Portugal viveu durante muitos anos uma ilusão de facilidade
artificial, paga com dinheiro externo. Como em todas as mentiras, um dia a
realidade bateu à porta. Seguem-se anos de brutal ajustamento, para eliminar as
tolices insustentáveis e colocar a sociedade numa trajectória robusta. Trata-se
de um caso clássico na história económica, muito frequente, muito estudado,
sempre doloroso.
Confrontada com a tarefa hercúlea, a sociedade divide-se em
duas partes bem distintas. Como nas praças de touros, existe uma zona de sol e
outra de sombra. A distinção não tem nada a ver ricos e pobres, mas com o nível
de segurança económica. O rendimento social de inserção ou a pensão mínima faz
sombra, enquanto os fundos de investimento milionários estão ao sol. Ora quando
começa a trovoada, a diferença entre as duas áreas é nítida.
Os sectores que estão ao sol (neste caso à chuva) têm de
ajustar rapidamente. As empresas vão à falência, os trabalhadores perdem o
emprego e são forçados a mudar de vida. Convertem a actividade, emigram,
encontram alternativas. Como esta crise bateu em 2008, há muito que a zona sol
ajustou. Aquilo que se arrasta longa e demoradamente é a adaptação da zona à
sombra. Aí regista-se uma luta terrível à volta dos poucos lugares protegidos,
e que aliás se vão reduzindo à medida que a tempestade desgasta as coberturas.
A consequência disto é a criação de uma segunda mentira, tão
ou mais dramática que a primeira. O fragor desta luta enche totalmente o debate
mediático, fingindo que o bem público e o futuro do País dependem crucialmente
do que não passa do interesse particular de um grupo. Basta abrir a televisão
ou os jornais para encontrar alguém a gemer ruidosamente, afirmando que a
dignidade nacional e o progresso lusitano só sobrevivem se for mantido o
subsídio, assegurado o apoio, defendida a despesa. Os propósitos são muito
variados; o único elemento comum é a fúria avassaladora contra o Governo do
momento, acusado da incompetência mais gritante ou dos propósitos mais
sinistros, simplesmente porque lhes tira o guarda-chuva.

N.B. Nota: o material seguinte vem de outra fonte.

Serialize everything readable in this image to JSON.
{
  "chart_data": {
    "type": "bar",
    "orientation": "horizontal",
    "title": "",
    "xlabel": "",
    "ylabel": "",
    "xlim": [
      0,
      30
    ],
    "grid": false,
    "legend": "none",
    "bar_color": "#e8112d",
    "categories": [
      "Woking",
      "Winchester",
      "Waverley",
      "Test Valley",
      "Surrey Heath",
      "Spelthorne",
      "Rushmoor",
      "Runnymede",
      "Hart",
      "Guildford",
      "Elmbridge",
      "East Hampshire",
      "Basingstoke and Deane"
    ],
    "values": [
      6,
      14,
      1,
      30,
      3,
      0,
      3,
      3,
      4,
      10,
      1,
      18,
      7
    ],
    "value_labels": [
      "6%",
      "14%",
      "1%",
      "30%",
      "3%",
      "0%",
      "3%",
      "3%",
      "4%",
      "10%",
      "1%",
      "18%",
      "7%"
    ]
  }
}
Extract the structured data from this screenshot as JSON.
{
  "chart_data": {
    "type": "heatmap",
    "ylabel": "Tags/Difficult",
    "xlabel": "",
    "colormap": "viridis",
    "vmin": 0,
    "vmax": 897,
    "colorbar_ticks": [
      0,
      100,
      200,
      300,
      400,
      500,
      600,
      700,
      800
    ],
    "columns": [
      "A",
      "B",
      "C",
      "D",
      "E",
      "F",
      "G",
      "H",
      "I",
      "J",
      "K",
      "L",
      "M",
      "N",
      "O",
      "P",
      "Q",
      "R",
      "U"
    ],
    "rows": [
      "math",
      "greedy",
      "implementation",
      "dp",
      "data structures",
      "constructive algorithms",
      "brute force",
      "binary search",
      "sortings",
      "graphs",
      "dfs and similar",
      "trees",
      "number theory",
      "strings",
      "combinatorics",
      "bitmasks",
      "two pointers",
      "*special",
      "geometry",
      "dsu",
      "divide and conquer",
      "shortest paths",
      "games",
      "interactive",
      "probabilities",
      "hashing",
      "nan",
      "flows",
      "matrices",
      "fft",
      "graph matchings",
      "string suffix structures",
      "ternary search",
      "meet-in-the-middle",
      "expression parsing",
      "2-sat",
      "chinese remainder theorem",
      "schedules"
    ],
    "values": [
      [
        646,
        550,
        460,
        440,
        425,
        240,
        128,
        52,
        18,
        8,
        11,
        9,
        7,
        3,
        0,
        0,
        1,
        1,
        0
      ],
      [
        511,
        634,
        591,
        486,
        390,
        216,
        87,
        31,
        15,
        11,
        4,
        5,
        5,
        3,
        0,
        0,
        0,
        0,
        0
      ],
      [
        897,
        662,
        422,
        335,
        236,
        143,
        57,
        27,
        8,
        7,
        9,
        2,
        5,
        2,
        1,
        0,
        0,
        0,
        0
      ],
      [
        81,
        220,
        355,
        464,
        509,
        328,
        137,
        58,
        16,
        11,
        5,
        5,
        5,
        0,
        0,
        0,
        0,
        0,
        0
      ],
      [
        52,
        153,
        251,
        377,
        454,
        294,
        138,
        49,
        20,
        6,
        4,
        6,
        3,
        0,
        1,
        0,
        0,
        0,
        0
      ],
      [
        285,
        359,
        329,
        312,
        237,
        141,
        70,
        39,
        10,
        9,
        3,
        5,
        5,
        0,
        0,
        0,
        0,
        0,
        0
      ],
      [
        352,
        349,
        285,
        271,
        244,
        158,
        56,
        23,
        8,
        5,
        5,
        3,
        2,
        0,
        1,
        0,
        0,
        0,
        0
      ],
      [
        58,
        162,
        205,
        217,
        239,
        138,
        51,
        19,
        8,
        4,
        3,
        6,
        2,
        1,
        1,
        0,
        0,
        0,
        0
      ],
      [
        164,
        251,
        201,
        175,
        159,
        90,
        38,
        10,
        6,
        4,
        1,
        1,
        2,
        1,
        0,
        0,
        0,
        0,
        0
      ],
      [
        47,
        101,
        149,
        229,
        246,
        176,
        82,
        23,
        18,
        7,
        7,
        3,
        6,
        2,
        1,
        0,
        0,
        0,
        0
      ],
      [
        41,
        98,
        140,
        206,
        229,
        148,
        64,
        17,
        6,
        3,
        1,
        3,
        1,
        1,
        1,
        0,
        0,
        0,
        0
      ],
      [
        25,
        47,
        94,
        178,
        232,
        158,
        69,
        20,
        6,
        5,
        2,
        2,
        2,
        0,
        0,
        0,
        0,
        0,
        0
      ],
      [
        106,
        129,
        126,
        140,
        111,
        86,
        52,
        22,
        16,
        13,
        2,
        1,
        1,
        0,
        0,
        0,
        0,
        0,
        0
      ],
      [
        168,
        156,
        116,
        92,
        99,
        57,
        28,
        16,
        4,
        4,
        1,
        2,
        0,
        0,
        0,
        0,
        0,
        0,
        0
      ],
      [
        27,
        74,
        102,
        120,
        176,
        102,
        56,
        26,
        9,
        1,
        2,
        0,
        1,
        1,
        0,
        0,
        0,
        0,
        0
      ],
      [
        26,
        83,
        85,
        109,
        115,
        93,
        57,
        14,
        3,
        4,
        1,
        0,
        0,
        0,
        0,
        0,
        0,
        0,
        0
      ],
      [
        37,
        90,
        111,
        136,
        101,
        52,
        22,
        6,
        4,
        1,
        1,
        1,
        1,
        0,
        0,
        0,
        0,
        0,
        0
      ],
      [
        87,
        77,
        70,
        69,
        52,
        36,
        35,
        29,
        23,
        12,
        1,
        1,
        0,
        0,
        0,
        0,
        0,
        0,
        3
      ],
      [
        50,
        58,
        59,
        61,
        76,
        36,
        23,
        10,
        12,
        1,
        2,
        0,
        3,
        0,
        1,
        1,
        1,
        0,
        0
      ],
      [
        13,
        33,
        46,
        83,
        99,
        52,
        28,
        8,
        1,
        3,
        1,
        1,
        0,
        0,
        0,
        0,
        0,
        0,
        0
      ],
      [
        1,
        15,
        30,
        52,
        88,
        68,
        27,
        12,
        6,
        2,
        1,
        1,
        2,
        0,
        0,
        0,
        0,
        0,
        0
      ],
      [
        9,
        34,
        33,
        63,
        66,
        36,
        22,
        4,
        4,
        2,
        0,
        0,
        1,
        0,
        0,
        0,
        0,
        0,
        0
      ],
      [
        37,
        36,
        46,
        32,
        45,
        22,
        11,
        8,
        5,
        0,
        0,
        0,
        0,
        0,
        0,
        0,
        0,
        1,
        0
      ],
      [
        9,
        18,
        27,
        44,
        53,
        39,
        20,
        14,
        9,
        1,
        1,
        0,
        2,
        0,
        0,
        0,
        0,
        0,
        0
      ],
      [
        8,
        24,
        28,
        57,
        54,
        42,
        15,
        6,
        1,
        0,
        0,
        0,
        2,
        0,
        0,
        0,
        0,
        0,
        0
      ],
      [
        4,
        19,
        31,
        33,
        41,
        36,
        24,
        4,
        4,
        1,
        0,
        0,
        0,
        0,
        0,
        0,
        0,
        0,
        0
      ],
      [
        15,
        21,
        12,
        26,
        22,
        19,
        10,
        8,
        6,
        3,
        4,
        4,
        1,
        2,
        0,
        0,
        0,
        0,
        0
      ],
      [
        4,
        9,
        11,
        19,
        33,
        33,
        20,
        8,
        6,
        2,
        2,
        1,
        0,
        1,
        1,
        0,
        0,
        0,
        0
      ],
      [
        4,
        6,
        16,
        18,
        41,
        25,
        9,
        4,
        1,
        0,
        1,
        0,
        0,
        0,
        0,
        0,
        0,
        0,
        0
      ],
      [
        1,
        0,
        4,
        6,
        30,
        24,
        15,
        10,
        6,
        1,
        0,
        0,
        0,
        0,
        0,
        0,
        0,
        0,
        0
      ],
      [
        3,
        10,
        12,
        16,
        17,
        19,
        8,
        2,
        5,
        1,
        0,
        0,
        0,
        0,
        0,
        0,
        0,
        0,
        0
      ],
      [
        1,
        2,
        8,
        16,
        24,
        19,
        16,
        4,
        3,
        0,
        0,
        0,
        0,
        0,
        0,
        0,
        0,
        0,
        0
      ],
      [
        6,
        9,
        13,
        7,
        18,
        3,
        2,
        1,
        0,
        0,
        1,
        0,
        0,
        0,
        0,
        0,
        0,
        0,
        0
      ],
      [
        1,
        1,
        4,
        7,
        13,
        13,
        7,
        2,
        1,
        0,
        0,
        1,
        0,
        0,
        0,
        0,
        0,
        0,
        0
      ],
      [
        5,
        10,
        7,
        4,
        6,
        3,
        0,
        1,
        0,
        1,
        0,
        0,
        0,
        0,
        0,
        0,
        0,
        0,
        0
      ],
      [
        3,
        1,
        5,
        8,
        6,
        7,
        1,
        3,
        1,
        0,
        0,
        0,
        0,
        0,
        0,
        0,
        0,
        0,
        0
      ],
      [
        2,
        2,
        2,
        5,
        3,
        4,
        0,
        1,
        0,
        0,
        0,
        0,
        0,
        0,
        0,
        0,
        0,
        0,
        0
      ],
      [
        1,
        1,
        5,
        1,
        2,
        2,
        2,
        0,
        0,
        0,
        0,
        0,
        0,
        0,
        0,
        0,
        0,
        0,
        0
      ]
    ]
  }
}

Está a ser muito interessante ver a vastidão do poder das
forças instaladas em Portugal, e a capacidade de manipulação da realidade a seu
favor. Os serviços colectivos, dos ministérios às câmaras municipais, da
electricidade às estradas, dos juízes aos diplomatas, por se localizarem bem
dentro da zona sombra, conseguem prosseguir como se nada fosse, mantendo
hábitos ruinosos. Vêm depois os sectores protegidos, da construção aos
advogados, grandes grupos e élites sociais, mais próximos da margem, que
manobram nos bastidores. Os bancos, que andaram décadas a financiar projectos
tolos, ocultam os esqueletos no armário e asseguram ser indispensáveis ao
futuro nacional, precisamente na altura em que o prejudicam. Finalmente, a
região entre a sombra e o sol faz manifestações e gritaria. Estes são os
sindicatos, funcionários, profissões liberais e empresas subsidiadas.
O resultado de tudo isto é ir-se adiando o ajustamento, que
sempre foi inevitável, e que a economia real há muito fez. Desta luta depende a
crise demorar cinco ou trinta anos. Ou até, como se vê na Grécia e no Japão,
acabar por quebrar o sistema, que nunca volta a ser o mesmo. Neste campo pode
dizer-se que Portugal até se tem comportado muito bem, mantendo a paz social,
enquanto avança com algumas reformas.
O mais importante nesta fase é desmistificar o essencial da
segunda mentira, a ideia de que há um caminho mais fácil e existe alternativa à
austeridade. Este é o embuste alimentado pelas partes ameaçadas da zona sombra,
tentando desesperadamente manter as benesses em risco. Mas a única opção real
ao ajustamento é o caos, porque a tempestade é inelutável e o tecto tem
limites. Urgente é mudar corajosamente os hábitos e abandonar regalias
injustificadas, usando os poucos recursos, não para protecção a privilegidos
mas para defender os pobres e sobretudo investir em actividades realmente
produtivas, abandonando as ilusões que nos enfiaram na crise.